L’arcivescovo di Canterbury è appena rientrato da un viaggio di una settimana in Burundi, Congo, Randa e Kenya e il 20 febbraio è tornato a parlare della drammatica situazione in Sud Sudan. “Siamo ben consapevoli – dice – della disastrosa situazione che un milione di sud sudanesi sta vivendo. Le Nazioni Unite e il governo stimano che sono 100mila le persone che soffrono la fame e più di 1 milione che si trovano sull’orlo della carestia”.

Welby riferisce che “milioni di persone sono state sfollate dalle loro case e comunità a causa delle violenze in corso”. Più di 50mila le persone fuggite nelle ultime tre settimane. “L’Agenzia delle Nazioni Unite – aggiunge il primate anglicano – per i rifugiati dice che 1,5 milioni di rifugiati sud sudanesi hanno ormai abbandonato il Paese e che si tratta della più grande crisi dei rifugiati in Africa e della terza più grande al mondo”.

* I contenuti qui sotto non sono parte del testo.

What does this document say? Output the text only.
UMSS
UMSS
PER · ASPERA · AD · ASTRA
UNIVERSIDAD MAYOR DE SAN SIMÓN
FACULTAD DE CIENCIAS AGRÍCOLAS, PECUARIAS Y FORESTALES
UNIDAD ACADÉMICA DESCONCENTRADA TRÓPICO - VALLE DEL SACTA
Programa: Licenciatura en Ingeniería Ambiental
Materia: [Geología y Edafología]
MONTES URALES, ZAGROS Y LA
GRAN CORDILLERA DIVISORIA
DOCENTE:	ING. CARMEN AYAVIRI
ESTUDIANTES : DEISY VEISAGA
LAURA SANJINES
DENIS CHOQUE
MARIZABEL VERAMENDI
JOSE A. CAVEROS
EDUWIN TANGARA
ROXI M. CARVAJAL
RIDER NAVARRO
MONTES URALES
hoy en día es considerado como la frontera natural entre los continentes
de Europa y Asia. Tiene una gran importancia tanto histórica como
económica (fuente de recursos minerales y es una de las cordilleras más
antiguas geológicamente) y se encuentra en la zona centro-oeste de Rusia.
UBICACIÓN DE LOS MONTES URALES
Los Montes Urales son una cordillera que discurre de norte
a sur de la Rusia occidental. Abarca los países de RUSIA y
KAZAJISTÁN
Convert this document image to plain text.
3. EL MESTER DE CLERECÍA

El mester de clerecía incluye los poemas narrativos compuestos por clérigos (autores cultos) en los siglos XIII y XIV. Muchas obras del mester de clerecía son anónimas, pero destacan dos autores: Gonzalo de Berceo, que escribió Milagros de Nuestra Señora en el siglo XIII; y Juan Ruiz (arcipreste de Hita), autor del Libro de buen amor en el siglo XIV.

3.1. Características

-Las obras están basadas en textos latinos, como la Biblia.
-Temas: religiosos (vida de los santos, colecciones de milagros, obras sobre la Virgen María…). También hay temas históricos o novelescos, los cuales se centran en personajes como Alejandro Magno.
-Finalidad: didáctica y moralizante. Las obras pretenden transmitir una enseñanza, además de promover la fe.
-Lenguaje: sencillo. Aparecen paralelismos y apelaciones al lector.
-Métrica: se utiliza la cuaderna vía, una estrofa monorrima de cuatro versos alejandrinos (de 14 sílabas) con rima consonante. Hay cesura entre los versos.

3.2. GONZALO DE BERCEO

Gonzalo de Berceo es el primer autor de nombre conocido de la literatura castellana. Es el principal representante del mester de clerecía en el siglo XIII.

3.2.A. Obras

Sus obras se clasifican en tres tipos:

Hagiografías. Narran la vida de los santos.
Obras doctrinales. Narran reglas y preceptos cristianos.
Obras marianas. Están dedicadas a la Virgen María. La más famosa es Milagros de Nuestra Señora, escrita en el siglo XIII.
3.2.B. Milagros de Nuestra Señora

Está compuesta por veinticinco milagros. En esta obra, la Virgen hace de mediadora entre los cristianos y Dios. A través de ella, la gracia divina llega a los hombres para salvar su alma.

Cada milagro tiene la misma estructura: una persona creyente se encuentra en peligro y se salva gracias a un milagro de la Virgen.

Nel corso della sua visita in Africa, Welby ha avuto modo di vedere “le conseguenze del grande numero di rifugiati che tentano di attraversare le frontiere per trovare la sicurezza, e la crisi in cui versano i Paesi confinanti e il Sud Sudan”. Welby ha parlato poi “con i leader della Chiesa anglicana e delle altre Chiese dell’urgente necessità di un cessate-il-fuoco nel Sud Sudan”.